Non intendo affatto confrontarmi con F.G., e dico questo
senza nessuna presunzione ed arroganza. Ci si può confrontare solo con chi, pur
dissentendo anche radicalmente, presenta in modo il più possibile credibile ed
oggettivo le tue posizioni. Si tratta di un’etica della comunicazione che
esiste da millenni, e che F.G. ignora.
F.G. ritene evidentemente che un fuoco retorico e
pirotecnico possa sostituire la riflessione. In questo, purtroppo, è erede di
una lunga tradizione negativa della sinistra, per cui la “battuta” è scambiata
per argomento.
Per farla breve, toccherò solo sei punti, più un’appendice
dedicata al signor Stefano Garroni, che mi ha chiamato simpaticamente in causa.
Ripeto, si tratta solo di un’occasione per qualche riflessione.
1. Grimaldi, le Torri Gemelle e la concezione
paranoico-complottista della storia
Un’utile introduzione al pensiero di F.G. può essere il suo
articolo sulle Torri Gemelle pubblicato dall’”Ernesto”, n° 4, 2003. In esso
F.G. sostiene che le Torri Gemelle se le sono fatte gli USA da soli, che hanno
pianificato un “trauma di massa” per poter giustificare la teoria imperiale
della “guerra preventiva”, che hanno giocato in borsa prima ancora dell’11
settembre sulle sue conseguenze prevedibili, che (come sostiene il francese
Mayssan) l’attacco al Pentagono non è neppure mai esistito, e che tutto questo
è stato “provato”(?) dall’informazione antagonista, che però è stata
silenziata, eccetera.
Ho deciso di partire da qui, perché so bene come (purtroppo)

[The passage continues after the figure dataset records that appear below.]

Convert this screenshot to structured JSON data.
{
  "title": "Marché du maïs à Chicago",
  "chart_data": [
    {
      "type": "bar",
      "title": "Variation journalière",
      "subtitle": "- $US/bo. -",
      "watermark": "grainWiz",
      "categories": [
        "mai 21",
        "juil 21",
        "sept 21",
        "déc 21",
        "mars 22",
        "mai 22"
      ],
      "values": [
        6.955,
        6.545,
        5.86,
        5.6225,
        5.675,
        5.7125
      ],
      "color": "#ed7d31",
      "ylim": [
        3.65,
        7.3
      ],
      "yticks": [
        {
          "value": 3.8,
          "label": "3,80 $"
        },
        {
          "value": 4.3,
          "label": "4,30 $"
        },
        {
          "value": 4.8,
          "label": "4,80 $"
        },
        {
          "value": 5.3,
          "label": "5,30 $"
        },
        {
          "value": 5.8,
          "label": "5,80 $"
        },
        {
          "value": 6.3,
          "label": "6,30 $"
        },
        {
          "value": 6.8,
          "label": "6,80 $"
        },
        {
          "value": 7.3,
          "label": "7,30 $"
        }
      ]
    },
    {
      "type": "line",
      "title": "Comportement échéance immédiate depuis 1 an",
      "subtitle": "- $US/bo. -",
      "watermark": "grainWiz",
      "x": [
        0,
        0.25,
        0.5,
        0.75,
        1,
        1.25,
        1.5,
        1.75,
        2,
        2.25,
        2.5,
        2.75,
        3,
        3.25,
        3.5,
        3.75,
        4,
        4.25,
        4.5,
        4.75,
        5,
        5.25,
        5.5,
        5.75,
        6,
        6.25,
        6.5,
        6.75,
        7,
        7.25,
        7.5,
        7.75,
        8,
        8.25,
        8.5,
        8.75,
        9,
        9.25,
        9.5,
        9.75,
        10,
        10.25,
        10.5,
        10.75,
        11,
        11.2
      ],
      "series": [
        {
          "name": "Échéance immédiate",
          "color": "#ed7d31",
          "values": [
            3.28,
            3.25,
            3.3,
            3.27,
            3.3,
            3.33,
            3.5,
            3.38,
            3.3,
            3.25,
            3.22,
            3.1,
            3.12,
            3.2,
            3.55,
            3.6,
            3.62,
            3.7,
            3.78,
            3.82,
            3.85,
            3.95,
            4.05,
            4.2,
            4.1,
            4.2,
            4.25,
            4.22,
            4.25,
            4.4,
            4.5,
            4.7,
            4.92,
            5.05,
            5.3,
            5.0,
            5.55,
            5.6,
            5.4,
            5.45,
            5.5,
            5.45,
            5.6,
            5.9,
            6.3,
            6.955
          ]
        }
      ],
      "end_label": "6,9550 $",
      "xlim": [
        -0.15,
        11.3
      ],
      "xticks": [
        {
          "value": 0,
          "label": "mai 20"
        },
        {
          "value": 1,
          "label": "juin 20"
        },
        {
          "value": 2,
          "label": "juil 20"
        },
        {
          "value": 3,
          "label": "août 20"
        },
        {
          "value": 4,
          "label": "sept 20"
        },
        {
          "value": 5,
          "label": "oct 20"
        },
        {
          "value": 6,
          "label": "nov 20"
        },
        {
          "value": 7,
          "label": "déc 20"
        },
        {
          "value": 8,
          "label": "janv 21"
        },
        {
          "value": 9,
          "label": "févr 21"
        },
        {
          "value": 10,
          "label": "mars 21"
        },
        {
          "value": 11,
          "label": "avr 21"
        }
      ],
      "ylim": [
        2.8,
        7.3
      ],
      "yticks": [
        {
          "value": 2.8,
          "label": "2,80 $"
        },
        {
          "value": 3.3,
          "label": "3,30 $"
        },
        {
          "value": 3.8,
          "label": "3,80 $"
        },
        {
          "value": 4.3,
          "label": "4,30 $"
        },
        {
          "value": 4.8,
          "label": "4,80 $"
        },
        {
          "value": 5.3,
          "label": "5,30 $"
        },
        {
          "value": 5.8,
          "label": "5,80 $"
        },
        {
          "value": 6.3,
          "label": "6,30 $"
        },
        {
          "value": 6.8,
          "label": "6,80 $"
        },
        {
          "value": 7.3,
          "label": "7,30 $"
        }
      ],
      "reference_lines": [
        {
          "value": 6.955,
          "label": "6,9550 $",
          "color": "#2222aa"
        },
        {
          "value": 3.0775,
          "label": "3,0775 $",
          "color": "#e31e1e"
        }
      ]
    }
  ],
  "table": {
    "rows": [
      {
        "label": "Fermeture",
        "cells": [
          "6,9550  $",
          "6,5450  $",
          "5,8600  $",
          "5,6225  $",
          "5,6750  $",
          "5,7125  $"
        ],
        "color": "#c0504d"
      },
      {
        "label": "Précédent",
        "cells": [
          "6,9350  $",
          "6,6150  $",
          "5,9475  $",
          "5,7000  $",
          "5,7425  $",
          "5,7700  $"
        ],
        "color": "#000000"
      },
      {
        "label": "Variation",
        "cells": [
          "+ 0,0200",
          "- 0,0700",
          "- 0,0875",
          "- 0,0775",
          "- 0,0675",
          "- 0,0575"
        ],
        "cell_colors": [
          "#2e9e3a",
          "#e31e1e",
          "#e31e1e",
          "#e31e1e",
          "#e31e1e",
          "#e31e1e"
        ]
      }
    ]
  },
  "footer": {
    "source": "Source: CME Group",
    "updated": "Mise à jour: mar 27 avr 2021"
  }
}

teorie del genere sono diffuse anche in insospettati ambienti, ed a mio avviso
sono colpevolmente tollerate. Si tratta di una concezione complottistica della
storia, non dissimile da quella del complotto mondiale ebraico a suo tempo
diffusa dai Protocolli dei Savi di Sion, cui lasciarono spazio non solo dei
futuri nazi, ma anche molti socialisti cretini dell’epoca. Io faccio parte
invece di quella parte ingenua della sinistra anti-imperialista che pensa
invece che sostanzialmente le Torri Gemelle le abbia fatte Bin Laden ed il suo
gruppo, anche se non si possono escludere connivenze di settori di servizi
segreti.
Vorrei dire anche il perché non credo alla teoria
dell’auto-attentato del gruppo di Bush. Non credo alla teoria
dell’auto-attentato non certo perché il gruppo di Bush non sia teoricamente
capace di tutto. Io penso che, in quanto gruppo messianico-fondamentalista che
si crede direttamente alleato con Dio e pertanto non vincolato dalla morale
comune la cricca di Bush sarebbe capace di tutto, e dunque anche di questo. Ma,
appunto, il sistema politico americano non è il gruppo Spectre, e non esiste di
fatto la possibilità di un vertice di fare una cosa simile in segreto. Pensiamo
al fatto che i cialtroni del gruppo Bush non sono ancora riusciti a portare da
fuori delle armi di distruzione di massa in territorio iracheno per legittimare
l’aggressione, eppure gli converrebbe farlo, e non sono certamente remore
morali a fermarli. E perché non riescono a farlo? Ma perché sono controllati
dal gruppo Clinton, da altre cricche democratiche e repubblicane dissidenti,
eccetera. Ecco perché, pur astrattamente volendolo, non sono ancora riusciti a
portare armi di distruzione di massa. Ecco perché, pur magari volendolo, nessun
gruppo di potere americano potrebbe organizzare le Torri Gemelle senza che un
gruppo rivale venisse a saperlo ed a denunciarlo.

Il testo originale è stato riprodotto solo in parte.